Energy Deposited by Electrons in DNA Following n+Gd Interaction

Abstract

Neutron capture therapy treatment of brain tumors is generally done by introducing boron atoms into the tumor. The patient is then irradiated with thermal neutrons causing the emission of alpha particles and Li ions that produce high LET radiation damage. A newer approach is to use Auger electrons to impart similar damage. The superiority of Auger electrons over α-particles for cell lethality was demonstrated by Laster et al.,1 when Gd atoms were bound to the DNA of V79 Chinese Hamster cells.
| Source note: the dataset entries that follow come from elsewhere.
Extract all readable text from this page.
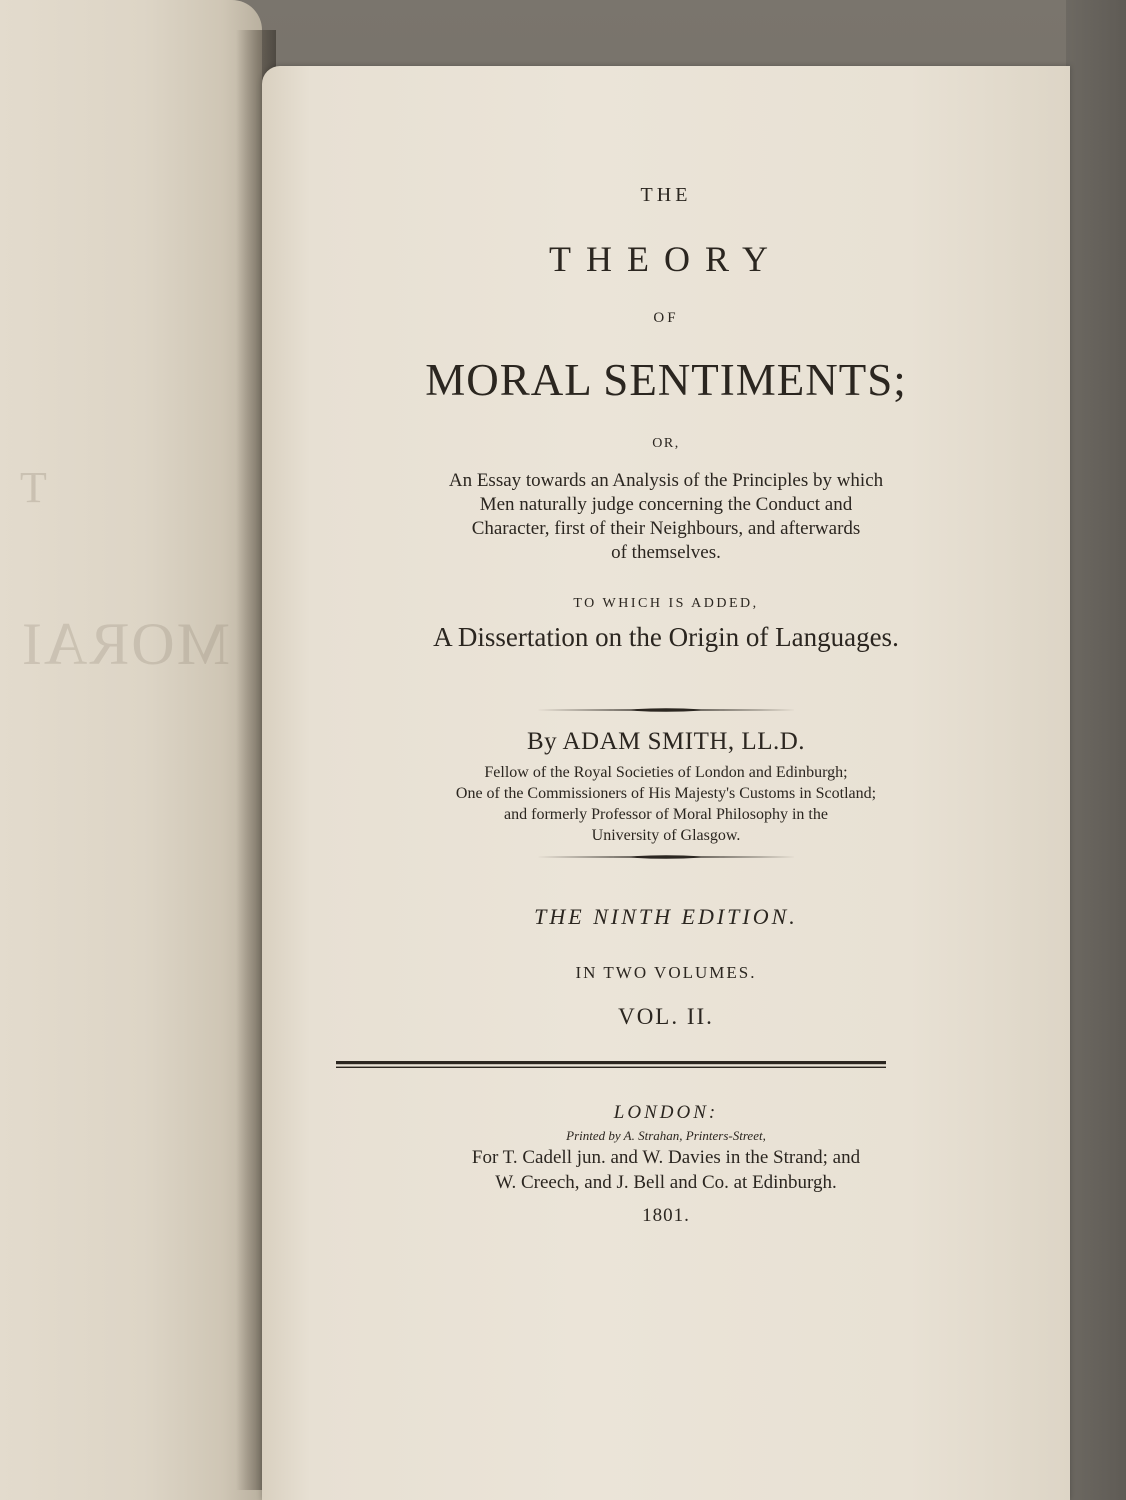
T
MORAI
THE
THEORY
OF
MORAL SENTIMENTS;
OR,
An Essay towards an Analysis of the Principles by which
Men naturally judge concerning the Conduct and
Character, first of their Neighbours, and afterwards
of themselves.
TO WHICH IS ADDED,
A Dissertation on the Origin of Languages.
By ADAM SMITH, LL.D.
Fellow of the Royal Societies of London and Edinburgh;
One of the Commissioners of His Majesty's Customs in Scotland;
and formerly Professor of Moral Philosophy in the
University of Glasgow.
THE NINTH EDITION.
IN TWO VOLUMES.
VOL. II.
LONDON:
Printed by A. Strahan, Printers-Street,
For T. Cadell jun. and W. Davies in the Strand; and
W. Creech, and J. Bell and Co. at Edinburgh.
1801.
The dose values for 10% survival in Megawat-Minutes were as follows: 9.1 for control cells, 4.8 for gadolinium ambient, 3.3 for BOPP and 1.8 for GdBOPP. The range of Auger electrons in the cell is of the order of tens of nanometers, but because they originate immediately at the critical target (the DNA), and because their range is so short, they are very efficient in damaging the DNA. In the present work, the energy deposition from Auger electrons in DNA was calculated using the EGS4 Monte Carlo code. The DNA was modeled using six nucleosomes symmetrically arranged in an appropriately-dimensioned circular array. Each nucleosome was modeled as two DNA helices wrapped 1.5 times around each central histone cylinder. The model included chemical composition and density of each region. The DNA model is shown in Figure 1. Since the exact location of the Gd atoms in the DNA is not known, the calculations were done assuming a random electron source location over the model described. The model used for electron energy deposition calculation, was a set of six nucleosomes as shown in Figure 2. A, B, C, and are source locations used for the various calculations. Energy deposition was calculated for several different electron sources and ranged between 0.5 and 30keV.